Zur Herstellung dieser Form einer künstlichen Intelligenz werden Methoden genutzt, die große Datenmengen analysieren können, wobei die Funktionsweise am Lernen im menschlichen Gehirn orientiert ist, indem auf Basis vorhandener Informationen das bisher Erlernte immer wieder mit neuen Inhalten verknüpft wird, d. h., dadurch weiter lernt. Daher ist die Maschine in der Lage, Prognosen oder Entscheidungen zu treffen und diese zu hinterfragen, wobei Entscheidungen bestätigt oder in einem neuen Anlauf geändert werden. Durch das kontinuierliches Hinterfragen der Entscheidungen erhalten die Informationsverknüpfungen bestimmte Gewichte, d. h., bestätigen sich Entscheidungen, erhöht sich deren Gewicht, werden sie revidiert, verringert es sich. Zwischen der Eingabeschicht und der Ausgabeschicht entstehen immer mehr Stufen an Zwischenschichten und Verknüpfungen, wobei über den eigentlichen Output die Anzahl der Zwischenschichten und deren Verknüpfung entscheidet. Im Unterschied zum rein maschinellen Lernen greift der Mensch in die Analyse der Daten und den eigentlichen Entscheidungsprozess nicht ein, sondern sorgt lediglich dafür, dass die Informationen für das Lernen bereitstehen und die Prozesse dokumentiert werden. Auch lässt sich im Nachhinein nicht mehr vollständig zurückverfolgen, auf Basis welcher genauen Muster eine Maschine eine bestimmte Entscheidung getroffen hat.
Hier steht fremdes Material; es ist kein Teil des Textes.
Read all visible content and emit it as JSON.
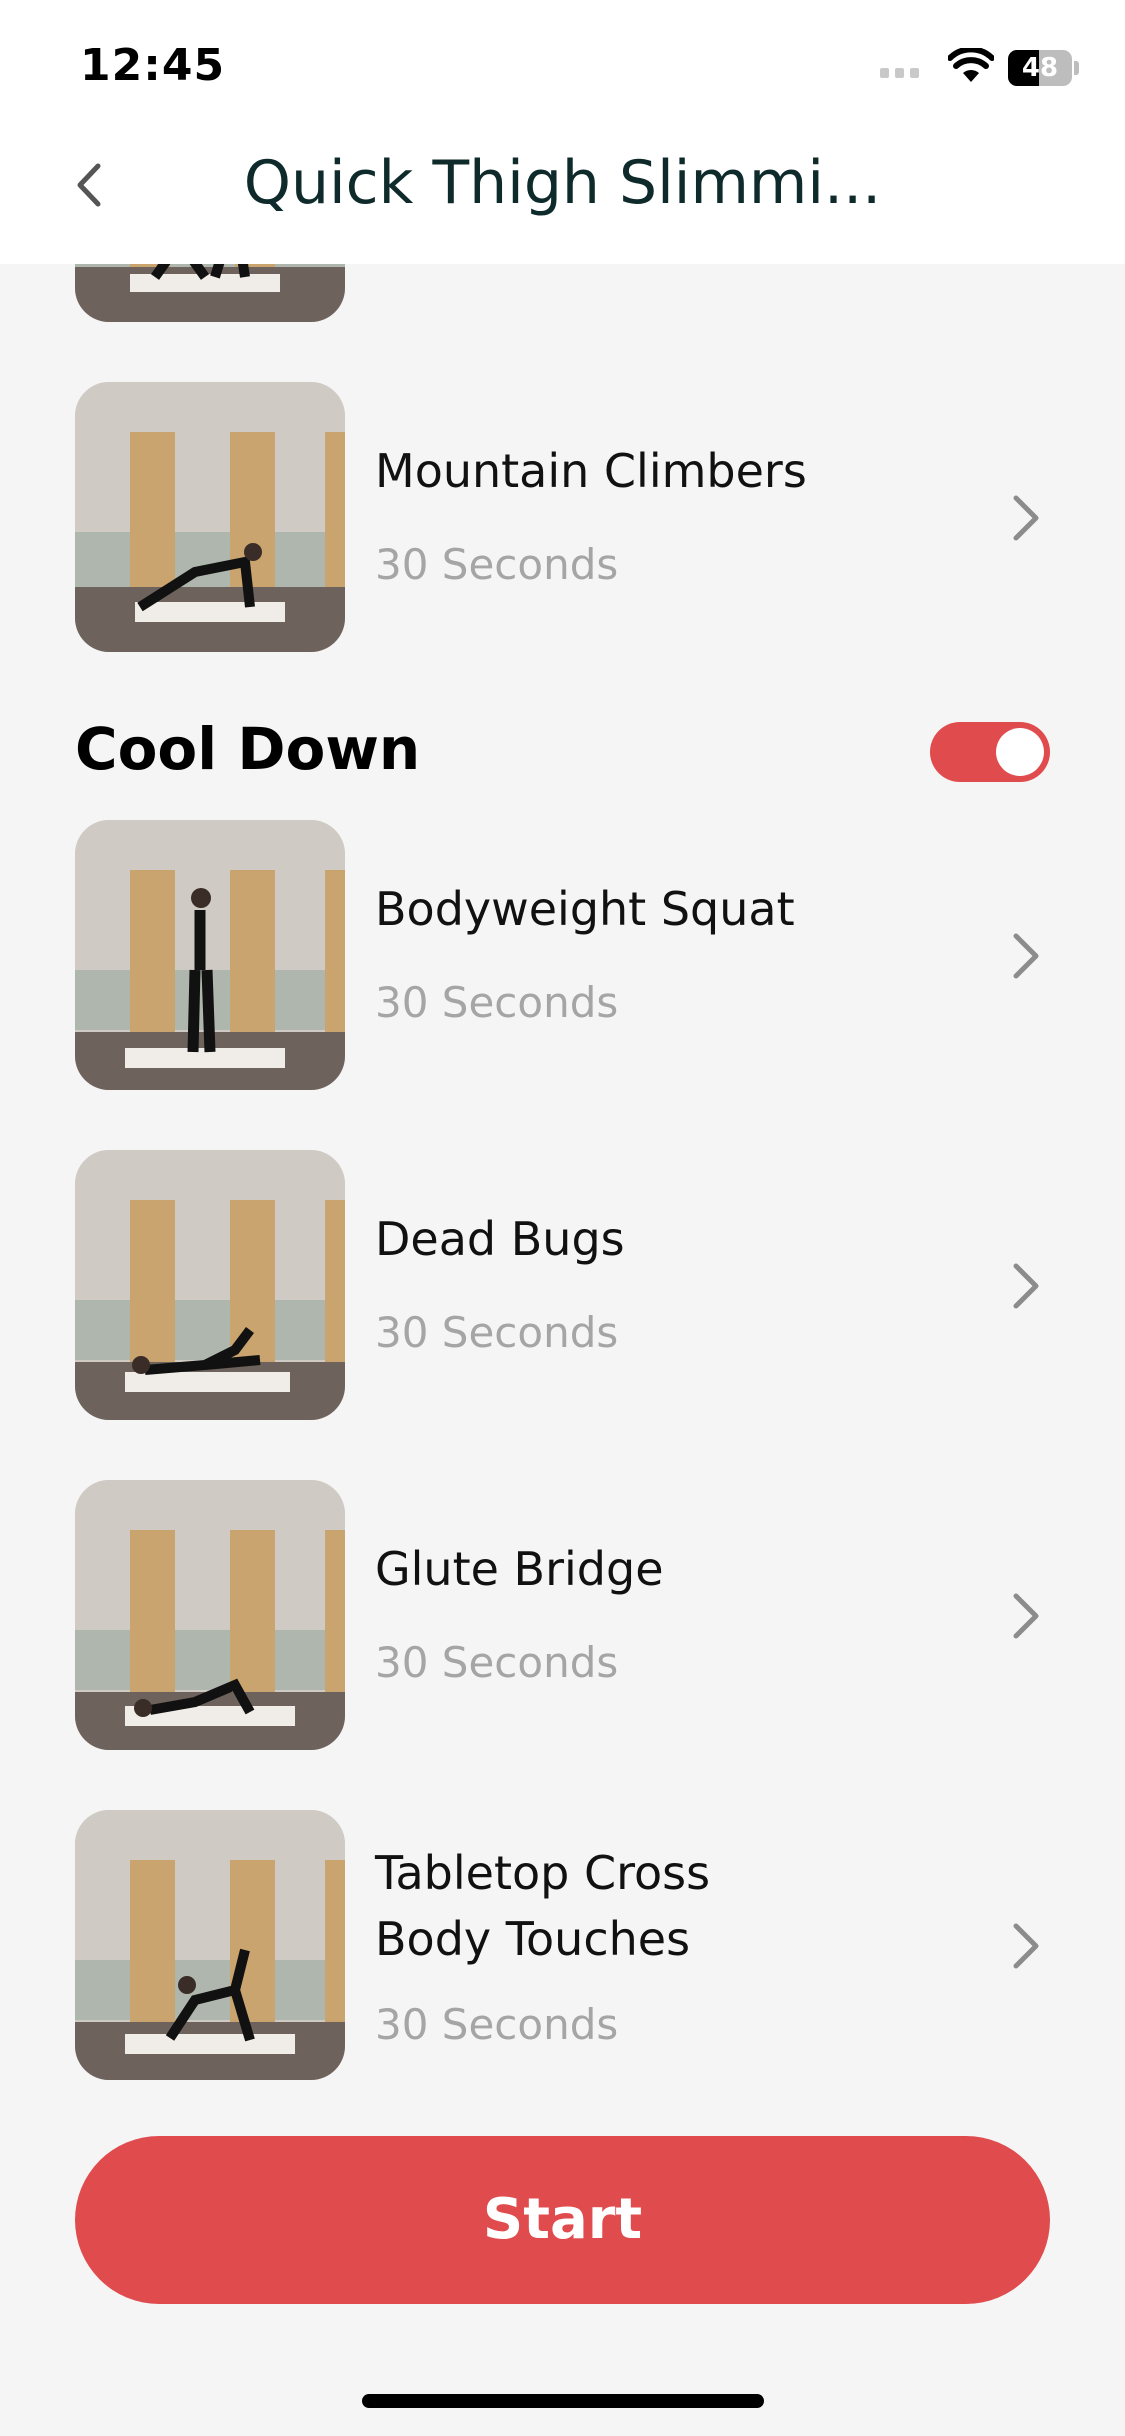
{
  "status_bar": {
    "time": "12:45",
    "battery": "48",
    "battery_level": 0.48
  },
  "header": {
    "title": "Quick Thigh Slimmi..."
  },
  "exercises_top": [
    {
      "name": "Mountain Climbers",
      "duration": "30 Seconds"
    }
  ],
  "cool_down": {
    "title": "Cool Down",
    "enabled": true,
    "items": [
      {
        "name": "Bodyweight Squat",
        "duration": "30 Seconds"
      },
      {
        "name": "Dead Bugs",
        "duration": "30 Seconds"
      },
      {
        "name": "Glute Bridge",
        "duration": "30 Seconds"
      },
      {
        "name_line1": "Tabletop Cross",
        "name_line2": "Body Touches",
        "duration": "30 Seconds"
      }
    ]
  },
  "actions": {
    "start_label": "Start"
  },
  "colors": {
    "accent": "#e04b4d",
    "title": "#0e2a2a",
    "subtle_text": "#a5a5a5",
    "background": "#f5f5f5"
  },
  "icons": [
    "back-chevron-icon",
    "wifi-icon",
    "battery-icon",
    "signal-icon",
    "chevron-right-icon"
  ]
}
Die erste Generation der Forschung zur künstlichen Intelligenz zeigte, wie unerhört komplex es ist, das menschliche Alltagswissen abzubilden, insbesondere bei einfachen Wahrnehmungsaufgaben: Was macht ein menschliches Gesicht aus? Wie unterscheidet es sich von einer Maske oder dem Gesicht eines Affen? Hunderte von Entwicklern und Studenten verbrachten Jahrzehnte damit, per Hand all die Regeln einzutippen, die Computer brauchen könnten, um Gegenstände anhand ihrer Merkmale zu unterscheiden. Mit dem Versuch, das Lernen den künstlichen neuronalen Netzen zu überlassen, sah dieser Ansatz vor, künstliche Neurone in mehrere Ebenen einzuteilen. Gilt es beispielsweise ein Bild zu erkennen, registrierten etwa die Einheiten der ersten Ebene lediglich Helligkeitswerte der Pixel, während die nächste Ebene wiederum erkennen sollte, dass einige der Pixel zu Kanten verbunden sind, woraufhin die darauf folgende Ebene zwischen horizontalen und vertikalen Linien unterscheidet, bis schließlich jene Ebene erreicht wird, in der die Neurone Augen auseinanderhalten können, und das System weiß, dass in einem Gesicht typischerweise zwei davon auftauchen. Allerdings haben erst steigende Rechenleistung und das dramatische Anwachsen digitaler Datenbestände dem Deep Learning eine neue Chance gegeben. Man extrahierte aus Youtube zehn Millionen Standbilder und ließ diese anschließend in das „Google Brain“ – einem Netzwerk aus tausend Computern, das wie ein Kleinkind Informationen aller Art in sich aufsaugen soll, laufen. Mit einer Million simulierter Neurone und einer Milliarde simulierter Verbindungen übertraf das Google Brain jedes frühere Kunstnetzwerk um das Zehnfache. Die Bilderflut wurde vom Rechnernetz schließlich in drei Kategorien eingeteilt: menschliche Gesichter, menschliche Körper und Katzen.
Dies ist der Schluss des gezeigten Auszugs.